If Norwich are in the Sky Bet Championship next season, would life there be much different from Nottingham Forest? Would there not be a lack of intensity and the prospect of a humdrum life in East Anglia? Norwich are in a tailspin in which they have won one of their last 11 league games, leaving them just a single point above the relegation places.

If Lennon went there now and took them down, there would not be much to protect him from being hurled off the merry-go-round within a year if he could not quickly start to deliver results in that unforgiving 24-team division.

It would seem most likely, then, that Norwich would be more inclined to turn to Mackay if Hughton is jettisoned, and that even if they did come to Lennon he would have reservations about going there.

Lennon is in no rush to cut the umbilical cord which ties him to Celtic. The club still has a powerful hold on him and that is never stronger than when he is managing in the Champions League proper.

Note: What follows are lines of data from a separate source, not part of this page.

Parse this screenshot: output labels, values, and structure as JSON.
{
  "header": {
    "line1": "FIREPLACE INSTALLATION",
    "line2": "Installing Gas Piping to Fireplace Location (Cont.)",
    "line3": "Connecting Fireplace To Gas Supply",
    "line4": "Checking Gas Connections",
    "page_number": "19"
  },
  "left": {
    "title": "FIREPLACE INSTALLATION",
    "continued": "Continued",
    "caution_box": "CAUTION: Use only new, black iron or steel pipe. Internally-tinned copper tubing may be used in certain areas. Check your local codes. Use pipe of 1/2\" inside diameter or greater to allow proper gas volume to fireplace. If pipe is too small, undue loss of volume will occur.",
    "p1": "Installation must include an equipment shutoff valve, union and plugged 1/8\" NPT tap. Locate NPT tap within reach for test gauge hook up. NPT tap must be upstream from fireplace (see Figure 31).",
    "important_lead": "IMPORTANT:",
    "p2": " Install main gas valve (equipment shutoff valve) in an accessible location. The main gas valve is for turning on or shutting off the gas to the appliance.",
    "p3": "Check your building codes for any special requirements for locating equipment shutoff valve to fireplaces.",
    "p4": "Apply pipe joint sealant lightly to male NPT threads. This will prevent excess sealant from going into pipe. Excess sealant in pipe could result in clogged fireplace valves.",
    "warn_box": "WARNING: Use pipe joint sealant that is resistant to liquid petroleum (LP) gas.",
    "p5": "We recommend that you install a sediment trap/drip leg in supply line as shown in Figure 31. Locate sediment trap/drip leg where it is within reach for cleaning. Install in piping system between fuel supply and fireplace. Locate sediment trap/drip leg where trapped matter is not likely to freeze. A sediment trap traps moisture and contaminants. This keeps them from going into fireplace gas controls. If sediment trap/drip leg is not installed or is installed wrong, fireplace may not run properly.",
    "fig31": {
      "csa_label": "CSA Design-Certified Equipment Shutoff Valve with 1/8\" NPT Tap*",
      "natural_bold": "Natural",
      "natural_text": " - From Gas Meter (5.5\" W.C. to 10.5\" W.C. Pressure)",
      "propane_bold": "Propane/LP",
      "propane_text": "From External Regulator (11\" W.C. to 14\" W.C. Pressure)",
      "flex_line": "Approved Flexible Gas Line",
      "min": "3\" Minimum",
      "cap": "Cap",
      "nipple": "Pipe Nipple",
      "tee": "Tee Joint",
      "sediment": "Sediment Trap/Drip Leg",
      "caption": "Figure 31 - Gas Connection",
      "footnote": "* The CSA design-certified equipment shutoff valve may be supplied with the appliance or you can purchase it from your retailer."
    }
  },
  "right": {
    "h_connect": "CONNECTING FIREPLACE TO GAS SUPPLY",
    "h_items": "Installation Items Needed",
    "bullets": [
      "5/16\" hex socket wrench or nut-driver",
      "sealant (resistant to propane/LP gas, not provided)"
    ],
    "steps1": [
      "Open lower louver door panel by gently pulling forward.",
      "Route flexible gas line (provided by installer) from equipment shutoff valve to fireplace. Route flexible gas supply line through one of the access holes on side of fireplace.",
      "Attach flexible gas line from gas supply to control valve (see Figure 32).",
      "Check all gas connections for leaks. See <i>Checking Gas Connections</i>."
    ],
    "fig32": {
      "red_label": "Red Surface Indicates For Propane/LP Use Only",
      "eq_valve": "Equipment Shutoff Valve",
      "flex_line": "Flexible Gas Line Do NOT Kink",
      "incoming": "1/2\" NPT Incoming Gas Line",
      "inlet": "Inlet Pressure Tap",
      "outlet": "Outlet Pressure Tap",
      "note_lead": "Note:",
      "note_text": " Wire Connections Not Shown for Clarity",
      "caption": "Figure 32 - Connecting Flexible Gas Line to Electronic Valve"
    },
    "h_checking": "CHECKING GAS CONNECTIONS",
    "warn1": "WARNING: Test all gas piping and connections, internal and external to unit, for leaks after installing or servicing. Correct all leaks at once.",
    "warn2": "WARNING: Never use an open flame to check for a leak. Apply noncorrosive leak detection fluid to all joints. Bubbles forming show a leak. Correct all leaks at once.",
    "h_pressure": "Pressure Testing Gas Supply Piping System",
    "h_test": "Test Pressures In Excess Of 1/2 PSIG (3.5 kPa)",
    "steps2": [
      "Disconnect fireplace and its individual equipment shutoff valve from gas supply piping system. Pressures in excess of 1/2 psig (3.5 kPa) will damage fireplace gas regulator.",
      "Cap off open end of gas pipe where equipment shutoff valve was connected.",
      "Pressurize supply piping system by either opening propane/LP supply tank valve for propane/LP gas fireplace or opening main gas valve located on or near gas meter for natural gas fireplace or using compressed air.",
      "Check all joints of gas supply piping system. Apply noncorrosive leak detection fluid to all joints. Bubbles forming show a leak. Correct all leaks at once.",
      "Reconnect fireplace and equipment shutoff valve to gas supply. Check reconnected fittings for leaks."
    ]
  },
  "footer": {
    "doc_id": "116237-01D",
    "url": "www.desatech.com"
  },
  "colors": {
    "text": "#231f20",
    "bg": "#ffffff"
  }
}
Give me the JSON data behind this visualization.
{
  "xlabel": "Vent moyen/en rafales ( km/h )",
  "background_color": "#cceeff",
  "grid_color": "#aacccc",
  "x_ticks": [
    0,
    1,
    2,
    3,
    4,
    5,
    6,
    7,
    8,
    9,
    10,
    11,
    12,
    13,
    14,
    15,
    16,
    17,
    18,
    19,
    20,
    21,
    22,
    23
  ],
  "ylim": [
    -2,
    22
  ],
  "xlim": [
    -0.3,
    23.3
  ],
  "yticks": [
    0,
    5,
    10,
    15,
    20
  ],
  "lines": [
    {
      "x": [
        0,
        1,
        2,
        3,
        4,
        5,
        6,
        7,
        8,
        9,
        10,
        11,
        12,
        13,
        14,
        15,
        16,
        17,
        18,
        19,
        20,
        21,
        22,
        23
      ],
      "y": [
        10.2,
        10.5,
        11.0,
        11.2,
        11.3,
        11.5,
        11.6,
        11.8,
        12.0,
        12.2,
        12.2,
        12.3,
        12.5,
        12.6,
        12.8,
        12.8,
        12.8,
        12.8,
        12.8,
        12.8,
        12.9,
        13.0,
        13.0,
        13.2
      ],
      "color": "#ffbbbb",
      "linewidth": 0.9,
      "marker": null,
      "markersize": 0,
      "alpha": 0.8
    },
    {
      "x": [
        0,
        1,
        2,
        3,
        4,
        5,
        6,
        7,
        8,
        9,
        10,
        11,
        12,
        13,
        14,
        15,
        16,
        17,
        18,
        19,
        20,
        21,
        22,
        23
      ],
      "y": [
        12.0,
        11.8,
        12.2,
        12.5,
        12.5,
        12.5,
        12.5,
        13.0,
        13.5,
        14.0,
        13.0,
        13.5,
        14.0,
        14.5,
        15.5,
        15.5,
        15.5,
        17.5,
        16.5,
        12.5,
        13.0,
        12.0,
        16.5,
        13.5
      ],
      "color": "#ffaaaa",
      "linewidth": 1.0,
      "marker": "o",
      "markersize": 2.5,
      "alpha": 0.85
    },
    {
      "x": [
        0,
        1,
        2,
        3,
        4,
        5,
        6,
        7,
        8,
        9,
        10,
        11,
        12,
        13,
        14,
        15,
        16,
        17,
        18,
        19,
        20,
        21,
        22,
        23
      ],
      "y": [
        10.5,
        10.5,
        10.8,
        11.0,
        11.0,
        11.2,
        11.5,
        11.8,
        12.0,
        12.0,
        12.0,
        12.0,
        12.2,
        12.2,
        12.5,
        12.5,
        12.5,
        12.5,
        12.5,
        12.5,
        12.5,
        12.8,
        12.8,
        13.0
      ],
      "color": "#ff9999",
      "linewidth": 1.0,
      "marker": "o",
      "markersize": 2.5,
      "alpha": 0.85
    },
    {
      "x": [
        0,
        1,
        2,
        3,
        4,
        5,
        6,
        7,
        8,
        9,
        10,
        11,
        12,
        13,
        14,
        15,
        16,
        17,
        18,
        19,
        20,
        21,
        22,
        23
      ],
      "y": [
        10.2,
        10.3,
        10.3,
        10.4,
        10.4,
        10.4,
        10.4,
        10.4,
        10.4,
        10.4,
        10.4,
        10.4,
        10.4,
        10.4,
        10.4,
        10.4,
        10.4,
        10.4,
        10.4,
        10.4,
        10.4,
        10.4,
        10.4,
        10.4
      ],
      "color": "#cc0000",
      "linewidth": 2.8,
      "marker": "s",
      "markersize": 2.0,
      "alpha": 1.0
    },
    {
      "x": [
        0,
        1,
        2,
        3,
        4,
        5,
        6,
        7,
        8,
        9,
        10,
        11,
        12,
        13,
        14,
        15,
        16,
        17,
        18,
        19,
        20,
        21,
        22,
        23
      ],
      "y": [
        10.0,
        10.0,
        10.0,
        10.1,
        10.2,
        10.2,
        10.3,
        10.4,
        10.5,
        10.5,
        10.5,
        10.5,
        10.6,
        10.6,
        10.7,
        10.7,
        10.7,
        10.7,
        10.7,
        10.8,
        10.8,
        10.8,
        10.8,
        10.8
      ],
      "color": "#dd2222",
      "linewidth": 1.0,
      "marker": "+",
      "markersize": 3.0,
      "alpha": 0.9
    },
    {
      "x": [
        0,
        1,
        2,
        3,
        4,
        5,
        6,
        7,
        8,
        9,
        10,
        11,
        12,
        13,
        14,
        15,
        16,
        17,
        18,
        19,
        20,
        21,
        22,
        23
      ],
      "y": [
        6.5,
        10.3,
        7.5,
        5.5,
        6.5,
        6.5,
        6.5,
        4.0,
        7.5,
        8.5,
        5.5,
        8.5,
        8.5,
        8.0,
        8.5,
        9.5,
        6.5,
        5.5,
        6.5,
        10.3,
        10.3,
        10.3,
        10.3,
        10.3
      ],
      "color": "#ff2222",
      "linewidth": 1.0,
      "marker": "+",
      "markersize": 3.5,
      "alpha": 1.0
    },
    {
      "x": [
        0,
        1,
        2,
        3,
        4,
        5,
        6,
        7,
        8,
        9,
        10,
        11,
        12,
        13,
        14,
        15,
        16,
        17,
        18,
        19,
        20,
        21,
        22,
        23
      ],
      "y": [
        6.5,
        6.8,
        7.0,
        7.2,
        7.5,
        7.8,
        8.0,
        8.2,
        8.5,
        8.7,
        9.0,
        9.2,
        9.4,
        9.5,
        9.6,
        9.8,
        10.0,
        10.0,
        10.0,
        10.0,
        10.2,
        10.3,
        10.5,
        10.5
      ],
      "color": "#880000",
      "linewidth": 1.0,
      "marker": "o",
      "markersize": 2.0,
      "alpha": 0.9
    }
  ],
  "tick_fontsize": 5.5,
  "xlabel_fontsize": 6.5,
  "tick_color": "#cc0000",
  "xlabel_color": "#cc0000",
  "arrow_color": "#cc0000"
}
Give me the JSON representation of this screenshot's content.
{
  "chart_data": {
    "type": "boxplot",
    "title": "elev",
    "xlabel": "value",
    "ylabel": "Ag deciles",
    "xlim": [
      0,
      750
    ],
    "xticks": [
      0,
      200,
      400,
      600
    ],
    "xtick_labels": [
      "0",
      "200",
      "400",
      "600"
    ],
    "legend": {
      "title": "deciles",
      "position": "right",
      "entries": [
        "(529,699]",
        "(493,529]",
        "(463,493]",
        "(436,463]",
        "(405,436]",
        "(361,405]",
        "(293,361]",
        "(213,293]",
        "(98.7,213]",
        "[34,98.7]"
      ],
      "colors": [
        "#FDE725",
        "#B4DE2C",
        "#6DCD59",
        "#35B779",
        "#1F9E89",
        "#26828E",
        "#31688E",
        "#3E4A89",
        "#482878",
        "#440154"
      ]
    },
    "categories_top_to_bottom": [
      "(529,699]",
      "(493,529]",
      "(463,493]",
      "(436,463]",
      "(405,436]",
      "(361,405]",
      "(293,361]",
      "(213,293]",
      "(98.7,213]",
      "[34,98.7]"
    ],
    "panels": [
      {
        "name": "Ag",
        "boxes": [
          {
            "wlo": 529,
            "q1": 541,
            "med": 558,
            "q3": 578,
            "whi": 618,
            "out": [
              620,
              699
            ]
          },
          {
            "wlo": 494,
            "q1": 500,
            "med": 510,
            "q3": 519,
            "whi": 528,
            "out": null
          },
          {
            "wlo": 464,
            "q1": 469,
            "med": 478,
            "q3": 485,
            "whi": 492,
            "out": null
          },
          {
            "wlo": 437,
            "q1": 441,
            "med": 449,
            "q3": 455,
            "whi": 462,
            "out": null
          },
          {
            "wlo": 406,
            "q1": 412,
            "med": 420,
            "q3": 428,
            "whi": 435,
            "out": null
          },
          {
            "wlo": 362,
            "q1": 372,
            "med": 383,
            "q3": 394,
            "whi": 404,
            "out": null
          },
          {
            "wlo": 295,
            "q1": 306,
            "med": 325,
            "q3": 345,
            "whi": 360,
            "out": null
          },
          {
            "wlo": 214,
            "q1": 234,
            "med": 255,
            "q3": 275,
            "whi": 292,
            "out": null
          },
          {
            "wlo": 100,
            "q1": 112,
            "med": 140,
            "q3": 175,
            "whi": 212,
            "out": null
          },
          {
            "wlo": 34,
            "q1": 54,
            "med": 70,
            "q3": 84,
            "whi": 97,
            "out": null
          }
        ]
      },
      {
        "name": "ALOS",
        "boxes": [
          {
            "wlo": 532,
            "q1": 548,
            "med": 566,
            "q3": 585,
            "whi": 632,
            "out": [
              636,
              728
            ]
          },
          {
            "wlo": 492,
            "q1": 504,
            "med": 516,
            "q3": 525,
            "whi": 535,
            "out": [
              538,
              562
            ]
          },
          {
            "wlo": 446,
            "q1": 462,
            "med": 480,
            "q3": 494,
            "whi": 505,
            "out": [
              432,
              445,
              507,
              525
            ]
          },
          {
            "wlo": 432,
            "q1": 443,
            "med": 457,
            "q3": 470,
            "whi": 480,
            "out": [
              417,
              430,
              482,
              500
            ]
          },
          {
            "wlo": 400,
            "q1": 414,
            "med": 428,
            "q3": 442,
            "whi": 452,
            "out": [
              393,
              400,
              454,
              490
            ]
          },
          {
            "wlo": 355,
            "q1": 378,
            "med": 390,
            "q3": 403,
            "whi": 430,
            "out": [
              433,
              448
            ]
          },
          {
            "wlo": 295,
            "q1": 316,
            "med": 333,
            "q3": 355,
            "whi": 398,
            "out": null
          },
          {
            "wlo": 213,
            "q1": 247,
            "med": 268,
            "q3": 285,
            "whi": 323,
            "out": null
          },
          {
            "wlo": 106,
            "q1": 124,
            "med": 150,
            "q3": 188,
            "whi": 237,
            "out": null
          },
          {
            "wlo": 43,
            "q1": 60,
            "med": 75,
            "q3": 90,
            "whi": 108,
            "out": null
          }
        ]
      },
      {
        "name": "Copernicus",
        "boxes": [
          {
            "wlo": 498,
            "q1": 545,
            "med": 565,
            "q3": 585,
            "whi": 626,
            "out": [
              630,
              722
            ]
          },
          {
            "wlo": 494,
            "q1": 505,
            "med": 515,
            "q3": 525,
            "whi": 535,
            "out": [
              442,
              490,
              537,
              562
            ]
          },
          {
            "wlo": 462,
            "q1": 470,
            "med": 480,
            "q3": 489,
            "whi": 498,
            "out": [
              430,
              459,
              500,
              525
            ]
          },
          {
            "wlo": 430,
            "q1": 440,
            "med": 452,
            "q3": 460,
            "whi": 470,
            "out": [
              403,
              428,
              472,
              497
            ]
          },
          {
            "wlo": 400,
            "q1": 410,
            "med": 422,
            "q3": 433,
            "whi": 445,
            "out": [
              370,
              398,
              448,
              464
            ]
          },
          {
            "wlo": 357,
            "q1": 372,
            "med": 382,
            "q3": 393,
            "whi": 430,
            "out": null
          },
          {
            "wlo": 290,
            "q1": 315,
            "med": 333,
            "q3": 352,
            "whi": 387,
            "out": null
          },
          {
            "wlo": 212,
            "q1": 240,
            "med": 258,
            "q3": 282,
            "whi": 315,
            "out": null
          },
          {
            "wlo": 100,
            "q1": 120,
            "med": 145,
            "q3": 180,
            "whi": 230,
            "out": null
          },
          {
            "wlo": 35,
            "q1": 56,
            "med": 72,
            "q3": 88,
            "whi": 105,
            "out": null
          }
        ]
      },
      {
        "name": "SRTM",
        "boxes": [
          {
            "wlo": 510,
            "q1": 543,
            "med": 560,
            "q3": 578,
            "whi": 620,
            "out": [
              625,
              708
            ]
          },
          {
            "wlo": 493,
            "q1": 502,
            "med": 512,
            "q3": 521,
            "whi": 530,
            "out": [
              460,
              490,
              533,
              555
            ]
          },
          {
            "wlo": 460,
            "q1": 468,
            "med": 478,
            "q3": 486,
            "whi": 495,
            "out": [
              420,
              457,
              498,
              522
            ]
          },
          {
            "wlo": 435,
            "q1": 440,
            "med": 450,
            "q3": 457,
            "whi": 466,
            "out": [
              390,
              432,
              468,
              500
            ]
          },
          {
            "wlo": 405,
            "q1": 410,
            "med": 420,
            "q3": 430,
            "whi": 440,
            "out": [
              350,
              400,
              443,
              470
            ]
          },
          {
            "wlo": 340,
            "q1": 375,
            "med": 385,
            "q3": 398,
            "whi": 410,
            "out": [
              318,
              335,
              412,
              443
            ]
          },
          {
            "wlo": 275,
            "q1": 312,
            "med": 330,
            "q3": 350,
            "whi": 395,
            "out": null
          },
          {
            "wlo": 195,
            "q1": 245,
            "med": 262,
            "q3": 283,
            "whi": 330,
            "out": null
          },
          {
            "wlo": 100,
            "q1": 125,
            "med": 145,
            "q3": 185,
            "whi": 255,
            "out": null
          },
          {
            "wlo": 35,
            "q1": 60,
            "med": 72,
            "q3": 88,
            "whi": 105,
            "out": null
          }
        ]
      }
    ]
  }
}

He has had 14 nights of that and wants more because they serve as an assertion of Celtic's size and importance and also put him among the continent's elite managers. He knows the intoxicating rush of being a Champions League coach will be an almighty sacrifice to make when he moves on, as will the thrill of regularly winning trophies and the power of simply mattering so much to tens of thousands of people.

But the extent of his contentment in Glasgow is dependent on the belief that he has a competitive, improving team in Europe. It was as obvious to him as everyone else that this season's European assault was mounted with a poorer side than last season's. Victor Wanyama and Gary Hooper were not adequately replaced. Over the coming weeks - or far, far sooner if Norwich City or some other attractive club do pick up the phone with an offer - Lennon will be asking questions of chief executive Peter Lawwell about exactly what level of investment will be made on the squad this summer.

The answers will have a profound effect on his mood and his appetite for what would be his fifth full season in charge.

As for Celtic, they are not likely to be caught like rabbits in the headlights whenever Lennon eventually leaves. It looked crass and insensitive towards Hughton when Norwich chief executive David McNally said it would be "almost delinquent of the football club to not be aware of potential candidates" to replace him. But it was the public discussion of that, rather than the reality that it, that jarred. When there was speculation that Lennon might leave for Everton last summer Celtic sounded out Owen Coyle.

Well-run clubs do not exist in a state of denial and then suddenly start frantically hunting around the day after they lose their manager. Succession planning must be done well in advance. Norwich City, Neil Lennon and Celtic must always, in their own way, be contemplating the next move.